Rising consumption costs could slow the adoption of generative and agent-based AI in the enterprise sector: companies are struggling to correlate growing token usage with measurable returns.
"Token shock" is the budgetary pressure that occurs when AI consumption grows faster than the price per token declines. Software providers are increasingly moving away from fixed, unlimited subscriptions in favor of pay-as-you-go pricing to cover inference costs and protect margins.
Agent-based AI exacerbates the situation. A multi-step task can require multiple model calls, wider context windows, and more tokens for reasoning than a simple query. In one project studied by EY, switching from direct queries to large language models to agent-based workflows increased the cost per interaction by approximately 30 times. Enterprise users are already responding by imposing spending caps. Uber Technologies (NY:UBER) reportedly exhausted its 2026 AI programming budget in four months and set a $1,500 per employee cap for each agent development tool.
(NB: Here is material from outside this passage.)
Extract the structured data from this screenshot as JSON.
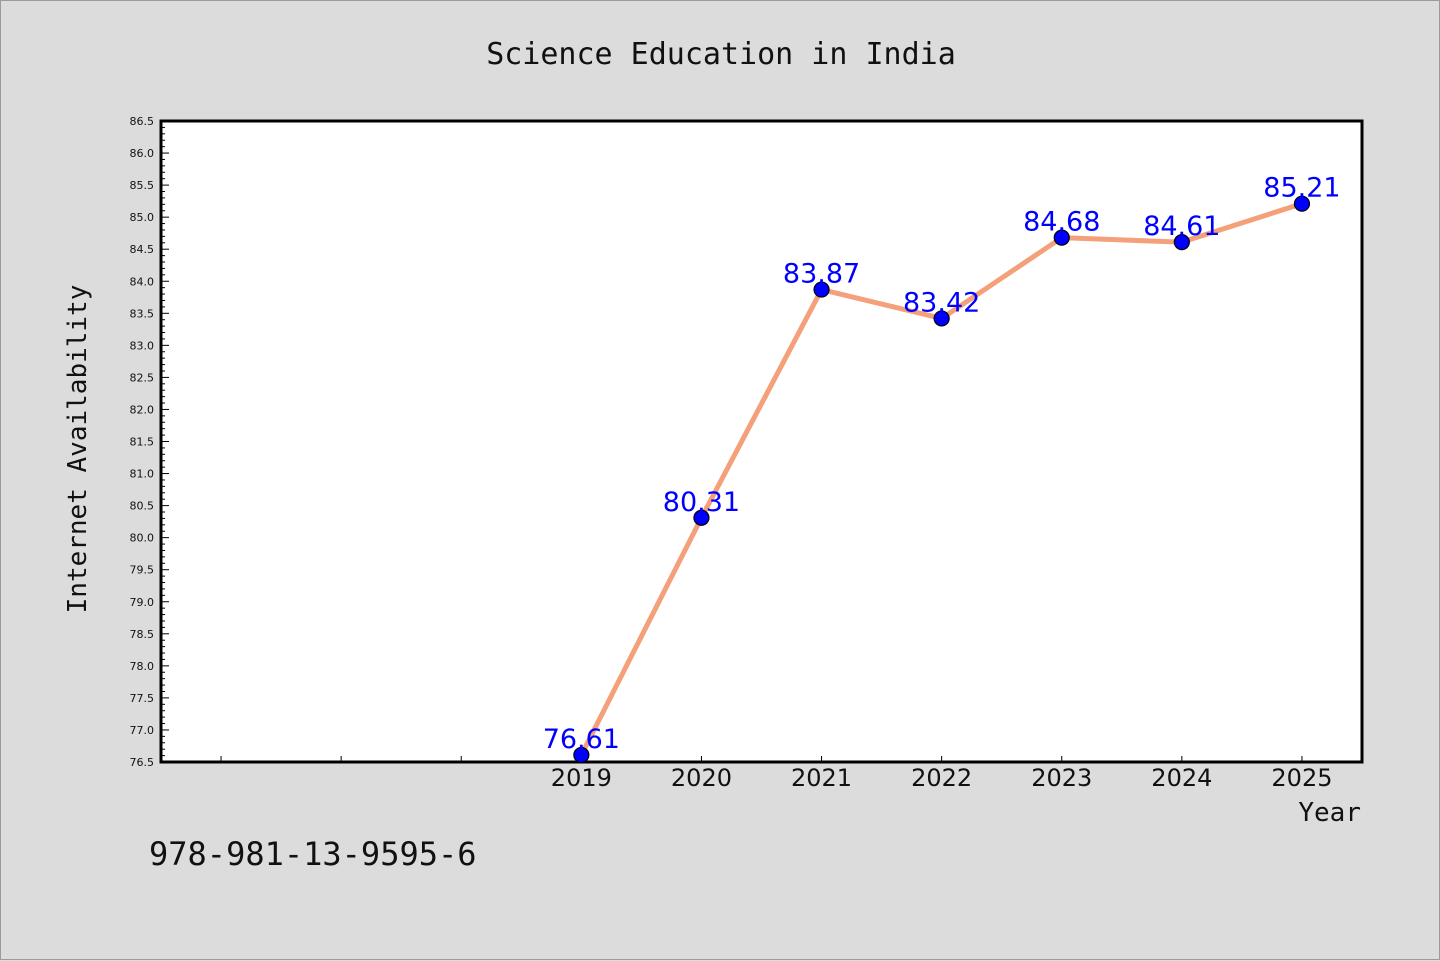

Furthermore, a major French insurer scaled back its use of Anthropic's Claude two months after launch when costs exceeded expectations. Walmart (NY:WMT) also limited employee access to its internal AI agent, despite previously providing unlimited tokens.
Discussions with tech and consulting companies revealed that many clients have postponed, scaled back, or canceled at least one AI project due to concerns about costs and the uncertain economic environment. One vendor estimated that less than a quarter of its pilot projects had yielded positive returns.
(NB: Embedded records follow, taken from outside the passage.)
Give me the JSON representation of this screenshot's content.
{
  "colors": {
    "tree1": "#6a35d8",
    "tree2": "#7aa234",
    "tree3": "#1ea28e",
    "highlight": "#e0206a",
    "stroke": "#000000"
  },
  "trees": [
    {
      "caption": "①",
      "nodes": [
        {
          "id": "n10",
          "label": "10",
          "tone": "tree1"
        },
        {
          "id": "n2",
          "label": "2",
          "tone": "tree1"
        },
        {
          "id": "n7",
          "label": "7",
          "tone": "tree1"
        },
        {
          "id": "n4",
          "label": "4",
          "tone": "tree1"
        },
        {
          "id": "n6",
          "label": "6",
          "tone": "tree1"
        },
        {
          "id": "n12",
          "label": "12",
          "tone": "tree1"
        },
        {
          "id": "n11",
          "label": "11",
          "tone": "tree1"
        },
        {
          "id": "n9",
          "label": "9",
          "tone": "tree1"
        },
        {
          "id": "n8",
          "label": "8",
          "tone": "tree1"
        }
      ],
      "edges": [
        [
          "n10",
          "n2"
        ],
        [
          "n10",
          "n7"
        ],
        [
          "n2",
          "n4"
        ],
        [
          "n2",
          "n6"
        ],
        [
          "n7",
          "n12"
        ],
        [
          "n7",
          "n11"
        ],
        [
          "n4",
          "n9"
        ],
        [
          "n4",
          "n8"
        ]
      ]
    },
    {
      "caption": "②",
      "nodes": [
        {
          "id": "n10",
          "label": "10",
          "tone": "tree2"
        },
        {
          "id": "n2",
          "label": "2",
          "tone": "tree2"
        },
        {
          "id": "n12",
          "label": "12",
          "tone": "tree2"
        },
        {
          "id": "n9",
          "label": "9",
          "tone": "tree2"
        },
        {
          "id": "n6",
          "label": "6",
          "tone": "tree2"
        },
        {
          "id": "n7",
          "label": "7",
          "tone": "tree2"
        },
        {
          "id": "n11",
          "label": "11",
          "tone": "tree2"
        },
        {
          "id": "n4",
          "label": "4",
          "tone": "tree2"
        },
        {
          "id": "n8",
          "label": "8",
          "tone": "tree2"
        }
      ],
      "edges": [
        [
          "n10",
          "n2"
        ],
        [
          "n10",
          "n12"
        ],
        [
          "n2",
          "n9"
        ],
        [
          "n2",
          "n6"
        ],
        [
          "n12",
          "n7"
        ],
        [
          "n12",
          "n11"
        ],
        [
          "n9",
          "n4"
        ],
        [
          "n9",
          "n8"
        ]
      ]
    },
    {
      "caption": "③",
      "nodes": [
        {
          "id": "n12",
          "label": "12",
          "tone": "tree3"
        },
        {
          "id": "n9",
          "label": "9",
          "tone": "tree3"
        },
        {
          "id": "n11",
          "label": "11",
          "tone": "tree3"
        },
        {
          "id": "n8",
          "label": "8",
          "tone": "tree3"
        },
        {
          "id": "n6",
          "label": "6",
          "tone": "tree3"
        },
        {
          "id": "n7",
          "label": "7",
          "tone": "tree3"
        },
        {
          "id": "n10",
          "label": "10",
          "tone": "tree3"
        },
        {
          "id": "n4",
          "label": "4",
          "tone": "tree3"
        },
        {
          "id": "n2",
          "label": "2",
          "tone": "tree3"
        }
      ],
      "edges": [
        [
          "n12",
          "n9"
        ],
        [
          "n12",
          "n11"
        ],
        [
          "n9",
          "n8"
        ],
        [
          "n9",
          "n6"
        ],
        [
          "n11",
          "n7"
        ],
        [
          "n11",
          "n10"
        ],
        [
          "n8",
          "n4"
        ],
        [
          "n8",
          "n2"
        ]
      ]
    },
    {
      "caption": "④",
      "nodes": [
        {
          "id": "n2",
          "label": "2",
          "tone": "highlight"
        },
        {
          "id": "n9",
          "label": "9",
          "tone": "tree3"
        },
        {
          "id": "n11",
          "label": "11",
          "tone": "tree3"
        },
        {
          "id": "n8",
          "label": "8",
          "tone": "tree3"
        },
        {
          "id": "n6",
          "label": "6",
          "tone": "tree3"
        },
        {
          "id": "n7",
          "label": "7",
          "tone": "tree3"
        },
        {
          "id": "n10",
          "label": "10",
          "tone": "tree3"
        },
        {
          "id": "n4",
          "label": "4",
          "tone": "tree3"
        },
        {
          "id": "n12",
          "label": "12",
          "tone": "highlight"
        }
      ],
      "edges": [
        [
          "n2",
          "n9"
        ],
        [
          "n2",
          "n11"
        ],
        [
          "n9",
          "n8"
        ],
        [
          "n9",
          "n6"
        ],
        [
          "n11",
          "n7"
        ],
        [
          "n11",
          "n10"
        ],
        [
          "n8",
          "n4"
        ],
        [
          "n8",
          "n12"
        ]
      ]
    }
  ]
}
Inference costs can account for approximately 80% of the total costs over the lifecycle of an AI model. This shifts the focus from the initial costs of training models to the long-term costs of running them in production.
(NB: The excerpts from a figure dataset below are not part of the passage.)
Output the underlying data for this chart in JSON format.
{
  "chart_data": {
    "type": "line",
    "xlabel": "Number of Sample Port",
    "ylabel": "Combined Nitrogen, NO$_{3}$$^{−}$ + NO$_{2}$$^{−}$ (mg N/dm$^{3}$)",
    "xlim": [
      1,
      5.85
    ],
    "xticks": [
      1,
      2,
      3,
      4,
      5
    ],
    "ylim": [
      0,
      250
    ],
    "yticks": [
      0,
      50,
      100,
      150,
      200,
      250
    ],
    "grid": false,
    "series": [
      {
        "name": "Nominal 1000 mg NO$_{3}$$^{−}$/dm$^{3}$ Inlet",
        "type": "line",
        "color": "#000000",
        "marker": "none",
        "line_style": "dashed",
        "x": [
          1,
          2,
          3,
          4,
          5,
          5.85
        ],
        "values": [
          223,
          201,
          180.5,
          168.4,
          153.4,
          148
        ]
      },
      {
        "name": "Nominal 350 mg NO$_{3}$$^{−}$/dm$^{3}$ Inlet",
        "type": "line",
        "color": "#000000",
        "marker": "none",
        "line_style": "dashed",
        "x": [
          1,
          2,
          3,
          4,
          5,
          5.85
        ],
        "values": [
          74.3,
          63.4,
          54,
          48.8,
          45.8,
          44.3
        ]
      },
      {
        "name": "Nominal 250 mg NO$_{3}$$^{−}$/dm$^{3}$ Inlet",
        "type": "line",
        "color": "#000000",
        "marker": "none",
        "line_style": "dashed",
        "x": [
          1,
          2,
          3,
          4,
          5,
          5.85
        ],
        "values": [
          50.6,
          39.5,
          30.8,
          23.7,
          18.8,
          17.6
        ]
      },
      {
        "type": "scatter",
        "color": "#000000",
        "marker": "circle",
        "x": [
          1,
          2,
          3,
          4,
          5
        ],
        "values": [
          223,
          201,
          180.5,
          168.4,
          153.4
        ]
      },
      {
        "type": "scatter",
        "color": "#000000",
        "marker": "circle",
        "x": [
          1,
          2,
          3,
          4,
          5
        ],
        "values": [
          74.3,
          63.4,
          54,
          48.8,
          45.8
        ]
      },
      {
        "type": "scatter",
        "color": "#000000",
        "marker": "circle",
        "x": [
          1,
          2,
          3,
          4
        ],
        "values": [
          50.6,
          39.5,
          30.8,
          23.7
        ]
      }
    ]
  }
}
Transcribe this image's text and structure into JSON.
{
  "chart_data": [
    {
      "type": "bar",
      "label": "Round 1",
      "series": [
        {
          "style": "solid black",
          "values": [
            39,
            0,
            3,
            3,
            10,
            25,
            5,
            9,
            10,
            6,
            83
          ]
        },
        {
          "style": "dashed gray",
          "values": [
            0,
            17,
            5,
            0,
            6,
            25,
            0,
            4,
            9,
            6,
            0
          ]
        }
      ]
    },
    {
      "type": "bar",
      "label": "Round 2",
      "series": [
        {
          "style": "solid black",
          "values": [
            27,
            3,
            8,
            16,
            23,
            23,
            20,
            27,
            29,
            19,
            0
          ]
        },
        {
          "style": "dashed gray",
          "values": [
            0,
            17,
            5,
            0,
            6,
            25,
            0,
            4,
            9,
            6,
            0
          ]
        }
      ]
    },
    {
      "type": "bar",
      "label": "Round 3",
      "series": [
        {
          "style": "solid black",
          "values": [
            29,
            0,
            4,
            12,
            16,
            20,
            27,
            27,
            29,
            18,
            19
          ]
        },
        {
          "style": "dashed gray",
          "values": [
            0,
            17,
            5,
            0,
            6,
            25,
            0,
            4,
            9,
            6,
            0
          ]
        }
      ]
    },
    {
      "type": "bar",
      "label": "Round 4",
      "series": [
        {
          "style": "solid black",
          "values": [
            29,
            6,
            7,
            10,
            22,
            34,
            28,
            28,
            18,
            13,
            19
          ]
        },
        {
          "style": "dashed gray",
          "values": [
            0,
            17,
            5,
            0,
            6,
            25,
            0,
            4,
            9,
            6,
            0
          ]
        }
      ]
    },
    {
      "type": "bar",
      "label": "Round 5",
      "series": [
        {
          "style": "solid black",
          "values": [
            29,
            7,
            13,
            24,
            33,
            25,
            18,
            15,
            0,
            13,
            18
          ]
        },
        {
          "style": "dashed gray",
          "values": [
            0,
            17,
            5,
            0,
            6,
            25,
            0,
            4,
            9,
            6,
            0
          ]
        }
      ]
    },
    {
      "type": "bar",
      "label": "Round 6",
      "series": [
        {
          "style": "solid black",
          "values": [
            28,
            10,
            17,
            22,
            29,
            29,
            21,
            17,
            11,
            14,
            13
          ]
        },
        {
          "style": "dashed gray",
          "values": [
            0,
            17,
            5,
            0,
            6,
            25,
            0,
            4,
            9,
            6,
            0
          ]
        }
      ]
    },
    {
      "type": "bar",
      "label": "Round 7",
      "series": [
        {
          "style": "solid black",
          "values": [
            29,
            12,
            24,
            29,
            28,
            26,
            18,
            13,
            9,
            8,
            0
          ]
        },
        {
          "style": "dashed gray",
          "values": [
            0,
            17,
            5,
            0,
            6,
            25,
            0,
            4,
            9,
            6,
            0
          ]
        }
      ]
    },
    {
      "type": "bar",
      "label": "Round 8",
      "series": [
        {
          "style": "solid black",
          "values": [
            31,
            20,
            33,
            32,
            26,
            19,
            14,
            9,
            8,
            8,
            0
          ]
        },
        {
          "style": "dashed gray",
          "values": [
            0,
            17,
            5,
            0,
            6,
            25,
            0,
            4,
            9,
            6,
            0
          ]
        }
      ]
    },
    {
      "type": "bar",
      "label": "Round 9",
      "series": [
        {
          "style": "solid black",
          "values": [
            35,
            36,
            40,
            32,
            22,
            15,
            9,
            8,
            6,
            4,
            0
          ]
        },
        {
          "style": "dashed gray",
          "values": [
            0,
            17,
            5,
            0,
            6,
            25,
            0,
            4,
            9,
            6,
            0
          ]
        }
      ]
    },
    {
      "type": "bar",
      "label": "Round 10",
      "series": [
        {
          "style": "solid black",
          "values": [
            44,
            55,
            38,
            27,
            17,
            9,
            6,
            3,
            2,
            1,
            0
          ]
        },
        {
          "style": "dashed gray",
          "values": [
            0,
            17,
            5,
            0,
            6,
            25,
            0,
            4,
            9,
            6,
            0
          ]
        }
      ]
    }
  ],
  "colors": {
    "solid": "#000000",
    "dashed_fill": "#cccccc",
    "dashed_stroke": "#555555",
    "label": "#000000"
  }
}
Companies manage these costs by reserving advanced models for complex tasks and routing simpler queries to smaller, cheaper alternatives. Open-source models and proprietary infrastructure are also gaining increasing attention for predictable, high-volume workloads.
The outlook remains cautiously optimistic, although enterprise adoption may take longer than expected. Software development companies can respond with specialized models, improved routing, and performance-based pricing. HubSpot (NY:HUBS), for example, has already implemented performance-based pricing rather than token consumption.